3.0 New Dictionary Bug Report / Feedback Thread

mikelove

皇帝
Staff member
Thought this deserved its own thread. Particularly interested in feedback on 汉语大词典 since that's the one we're doing the most active work on (improving jianti conversions of headwords and integrating all the lovely data from the new 2010 "supplement" volume), but also very interested in any feedback on the 成语词典 and 广州话方言词典 since those are both new categories of dictionary for us.
 

yoose

探花
Noticed some stuff in 广州话方言词典 not sure if these are bugs or if its just because it’s still in early access mode. I noticed some entries have missing characters, some have a * or number in front of the entry. I attached some screenshots.
IMG_3560.PNG IMG_3561.PNG IMG_3564.PNG IMG_3566.PNG
 

mikelove

皇帝
Staff member
Actually, those boxes are intentional - they're used for Cantonese slang words for which no written character exists. (at least according to the dictionary's front matter, which we really need to edit / post)
 

張龍

Member
Thought this deserved its own thread. Particularly interested in feedback on 汉语大词典 since that's the one we're doing the most active work on (improving jianti conversions of headwords and integrating all the lovely data from the new 2010 "supplement" volume), but also very interested in any feedback on the 成语词典 and 广州话方言词典 since those are both new categories of dictionary for us.
In the main dictionary, the romanization for 佢 is incorrectly given as "keoi4" in JyutPing. It is also incorrect under the various Yale transcriptions. It should be "keoi5" with the low-rising tone. Are the Cantonese romanizations in the main dictionary (Pleco) complete?
 

mikelove

皇帝
Staff member
They should be, yes. 佢 looks like a software bug relating to the fact that that entry was originally 渠/佢 (渠 being correctly pronounced "keoi4") - it's pulling the Cantonese from the other half of that variant. But checking the original data file we actually have it listed as "keoi5" under that character, it's just not showing up that way in the app.
 

BanMai

秀才
-spaces in the hanyu da cidian sample sentences (which causes pauses on the read out)

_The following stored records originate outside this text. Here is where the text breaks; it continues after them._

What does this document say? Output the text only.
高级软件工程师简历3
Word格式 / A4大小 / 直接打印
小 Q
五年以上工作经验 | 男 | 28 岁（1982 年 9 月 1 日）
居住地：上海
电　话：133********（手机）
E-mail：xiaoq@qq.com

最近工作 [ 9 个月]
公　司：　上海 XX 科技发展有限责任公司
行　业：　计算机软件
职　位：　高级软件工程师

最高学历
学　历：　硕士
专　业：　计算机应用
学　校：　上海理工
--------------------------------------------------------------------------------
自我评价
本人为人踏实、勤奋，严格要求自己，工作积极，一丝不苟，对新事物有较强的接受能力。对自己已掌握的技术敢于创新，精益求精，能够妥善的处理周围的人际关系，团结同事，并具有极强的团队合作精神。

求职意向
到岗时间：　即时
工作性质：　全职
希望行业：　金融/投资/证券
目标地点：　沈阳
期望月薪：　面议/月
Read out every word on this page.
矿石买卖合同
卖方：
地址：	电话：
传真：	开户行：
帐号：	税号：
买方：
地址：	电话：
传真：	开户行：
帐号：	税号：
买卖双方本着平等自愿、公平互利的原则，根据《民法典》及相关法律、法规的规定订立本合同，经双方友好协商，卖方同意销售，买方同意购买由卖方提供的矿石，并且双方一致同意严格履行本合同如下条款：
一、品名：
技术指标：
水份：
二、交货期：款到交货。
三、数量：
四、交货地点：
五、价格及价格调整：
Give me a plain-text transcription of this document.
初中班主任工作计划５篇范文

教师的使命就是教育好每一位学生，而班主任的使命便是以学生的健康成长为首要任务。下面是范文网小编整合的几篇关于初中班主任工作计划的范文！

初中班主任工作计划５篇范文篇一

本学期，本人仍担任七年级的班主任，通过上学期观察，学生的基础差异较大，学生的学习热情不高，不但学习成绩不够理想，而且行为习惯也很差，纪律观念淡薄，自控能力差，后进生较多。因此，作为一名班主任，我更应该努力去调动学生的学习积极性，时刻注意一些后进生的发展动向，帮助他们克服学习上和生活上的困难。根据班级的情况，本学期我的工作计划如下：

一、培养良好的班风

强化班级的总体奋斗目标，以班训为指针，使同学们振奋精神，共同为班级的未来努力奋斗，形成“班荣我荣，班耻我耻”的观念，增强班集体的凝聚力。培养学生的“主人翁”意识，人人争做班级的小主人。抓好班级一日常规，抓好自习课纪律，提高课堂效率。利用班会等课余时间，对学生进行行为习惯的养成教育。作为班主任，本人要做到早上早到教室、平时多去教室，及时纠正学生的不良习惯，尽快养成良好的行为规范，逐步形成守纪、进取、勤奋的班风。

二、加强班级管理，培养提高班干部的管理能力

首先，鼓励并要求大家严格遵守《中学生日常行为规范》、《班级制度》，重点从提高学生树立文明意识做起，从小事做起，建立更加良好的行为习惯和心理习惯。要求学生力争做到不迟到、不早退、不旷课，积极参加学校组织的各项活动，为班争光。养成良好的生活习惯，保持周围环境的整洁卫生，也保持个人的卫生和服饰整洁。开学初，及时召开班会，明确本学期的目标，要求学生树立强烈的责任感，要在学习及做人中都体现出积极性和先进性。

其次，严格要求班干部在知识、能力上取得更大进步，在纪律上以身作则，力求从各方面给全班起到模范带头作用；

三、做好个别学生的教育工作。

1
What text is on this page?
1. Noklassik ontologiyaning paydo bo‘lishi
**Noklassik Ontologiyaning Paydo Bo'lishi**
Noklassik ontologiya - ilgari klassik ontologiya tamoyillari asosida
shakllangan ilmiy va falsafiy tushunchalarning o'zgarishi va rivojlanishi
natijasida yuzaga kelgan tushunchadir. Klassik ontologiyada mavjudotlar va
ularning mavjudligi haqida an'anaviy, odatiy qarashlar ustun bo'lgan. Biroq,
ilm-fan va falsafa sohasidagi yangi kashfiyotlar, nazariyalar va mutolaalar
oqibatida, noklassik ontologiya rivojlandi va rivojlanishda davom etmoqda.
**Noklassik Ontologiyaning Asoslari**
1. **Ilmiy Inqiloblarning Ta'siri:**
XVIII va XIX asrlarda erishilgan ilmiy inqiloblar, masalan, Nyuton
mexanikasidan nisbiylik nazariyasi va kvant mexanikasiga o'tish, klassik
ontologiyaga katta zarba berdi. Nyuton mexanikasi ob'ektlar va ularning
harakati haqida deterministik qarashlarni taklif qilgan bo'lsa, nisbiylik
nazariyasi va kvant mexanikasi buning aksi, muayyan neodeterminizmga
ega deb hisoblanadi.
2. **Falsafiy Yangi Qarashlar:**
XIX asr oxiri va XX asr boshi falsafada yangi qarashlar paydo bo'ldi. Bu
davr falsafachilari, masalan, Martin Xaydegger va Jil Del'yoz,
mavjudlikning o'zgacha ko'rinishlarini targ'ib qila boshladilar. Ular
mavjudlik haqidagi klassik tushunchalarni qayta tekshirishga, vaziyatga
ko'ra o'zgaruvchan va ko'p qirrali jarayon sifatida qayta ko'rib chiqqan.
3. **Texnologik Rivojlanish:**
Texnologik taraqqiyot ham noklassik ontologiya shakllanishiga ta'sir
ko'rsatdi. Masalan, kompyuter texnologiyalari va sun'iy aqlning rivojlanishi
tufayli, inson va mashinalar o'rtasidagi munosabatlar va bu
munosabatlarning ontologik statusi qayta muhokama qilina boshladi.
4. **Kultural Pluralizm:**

-multiple entries on hanyu da cidian that should be combined in one entry. For example, 支撑. It displays two entries for the word because there's different ways of writing it in traditional (but since i have my settings on simplified, it displays the same characters).

-also 亦作 or 见 should link to the word after
 
I love having 漢語大詞典 in Pleco and I'm looking forward to the "new 2010 supplement"!

1. I noticed that sometimes definitions get merged with examples sentences.

For instance:

后因以“九茎”指芝草。
and
参见“九芝”。

parts of the 九茎 entry should be outside of the example sentences.

2. Also, tapping on 九芝 (参见“九芝”。) shows a blank definition under HDC.
3. I think spaces in example sentences to indicate proper nouns are ok, but it may be an even better idea to remove spaces and underline those words instead.
 

Attachments

Last edited:
Bug in Oxford Chinese Dictionary: look up any 膈* (ge2) compound in the Search field, tap on it and then tap on 膈. When you reach OCDict, you can choose between ge2 and ge4. If you select the latter (by tapping on the arrow), it only displays "[character in]" in the definition field.
 

bglasow

举人
Looking up 牛 in GZH looks like it has some unescaped HTML/XML artifacts in the attached image.

Also for this same char, I noticed in Tuttle it shows niu2 as a verb but all the examples point towards the usual noun.
 

Attachments

mikelove

皇帝
Staff member
golden chyld - Thanks for all of that. #1/3 relate to the less-than-stellar condition the text arrived in - there was no tagging for the original underlines so we have to come up with a sophisticated filter to apply them correctly.

bglasow - thanks; not sure how those managed to escape conversion.
 

mikeo

榜眼
May have been reported already, but noticed that early access CY dict misfires on some characters, popping up when in fact it contains no corresponding entry. This has happened to me on about 5 different occasions,with different characters. The CY dict itself is great though.
 

Attachments

gato

状元
In HYDCD, quoted words that follow 见 or 参见 probably should be tappable links.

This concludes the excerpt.